Possíveis alternativas
Ainda de acordo com Rosa, já
há algumas algumas fontes alternativas de energia, porém elas
"ainda não são comercialmente
viáveis". "A solução para crise
energética americana deveria vislumbrar o fim gradual das grandes redes altamente interligadas,
que seriam substituídas por células de combustível bem menores e
menos poluentes."
"Uma solução ideal de substituição do sistema atual requererá
um investimento de vários bilhões de dólares e demorará ao
menos 20 anos para ser posta em
prática, de modo gradual. Afinal,
com as células de combustível,
poderíamos ter instalações bem
mais práticas e próximas aos centros urbanos, o que é impossível
com usinas hidrelétricas ou nucleares", afirmou o professor.

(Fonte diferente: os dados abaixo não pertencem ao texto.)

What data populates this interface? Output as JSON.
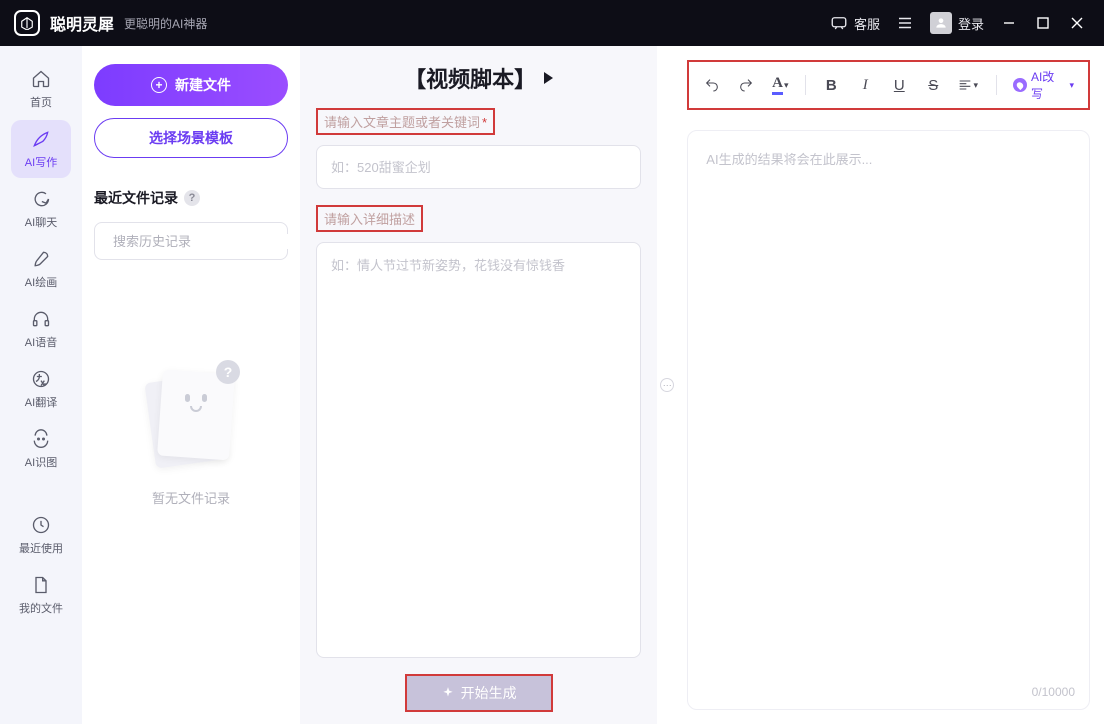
{
  "header": {
    "app_name": "聪明灵犀",
    "tagline": "更聪明的AI神器",
    "kefu": "客服",
    "login": "登录"
  },
  "sidebar": {
    "items": [
      {
        "label": "首页",
        "icon": "home"
      },
      {
        "label": "AI写作",
        "icon": "pen",
        "active": true
      },
      {
        "label": "AI聊天",
        "icon": "chat"
      },
      {
        "label": "AI绘画",
        "icon": "brush"
      },
      {
        "label": "AI语音",
        "icon": "audio"
      },
      {
        "label": "AI翻译",
        "icon": "translate"
      },
      {
        "label": "AI识图",
        "icon": "vision"
      }
    ],
    "items2": [
      {
        "label": "最近使用",
        "icon": "recent"
      },
      {
        "label": "我的文件",
        "icon": "file"
      }
    ]
  },
  "left": {
    "new_file": "新建文件",
    "choose_template": "选择场景模板",
    "recent_title": "最近文件记录",
    "search_placeholder": "搜索历史记录",
    "empty_text": "暂无文件记录"
  },
  "mid": {
    "title": "【视频脚本】",
    "label_topic": "请输入文章主题或者关键词",
    "topic_placeholder": "如：520甜蜜企划",
    "label_desc": "请输入详细描述",
    "desc_placeholder": "如：情人节过节新姿势，花钱没有惊钱香",
    "generate": "开始生成"
  },
  "right": {
    "ai_rewrite": "AI改写",
    "placeholder": "AI生成的结果将会在此展示...",
    "counter": "0/10000"
  }
}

Segundo ele, o presidente George W. Bush é favorável à substituição gradativa do sistema atual por
células de combustível, mas a situação demanda mais que um parecer favorável dele. "O problema
é que essa é uma solução muito
demorada, que não surtiria efeitos políticos positivos imediatos.
Assim, mesmo que estivesse realmente determinado a levar adiante o plano, Bush seria desencorajado por lobbies políticos."
Outra fonte de energia que, a
longo prazo, poderá ser utilizada
-não apenas nos EUA- é a eólica. "Não podemos nos precipitar,
a energia eólica ainda não é totalmente confiável nem comercialmente viável, mas as pesquisas
têm de continuar", explicou Rosa.
Crise inevitável
Para ele, de qualquer maneira,
uma crise energética global será
inevitável se não houver profundas mudanças nos hábitos de
consumo atuais e nas normas de
exploração das fontes de energia.
"A população terrestre cresce,
em média, 1,4% ao ano, o que, obviamente, acarreta um aumento
do consumo global de energia.
Além disso, à medida que os países subdesenvolvidos ou em desenvolvimento avançam e passam a ter uma melhor infra-estrutura industrial, eles passam a consumir mais energia per capita que
a que utilizam normalmente."
"Assim, a combinação de um
aumento razoável da demanda
per capita de energia com o crescimento da população total do
planeta cria um ambiente em que
fica muito difícil encontrar um
equilíbrio ótimo. Ademais, há
considerações industriais, políticas e ambientais que impedem o
uso desenfreado de todas as fontes de energia. Torna-se, portanto, claro que uma crise será inevitável", analisou Rosa.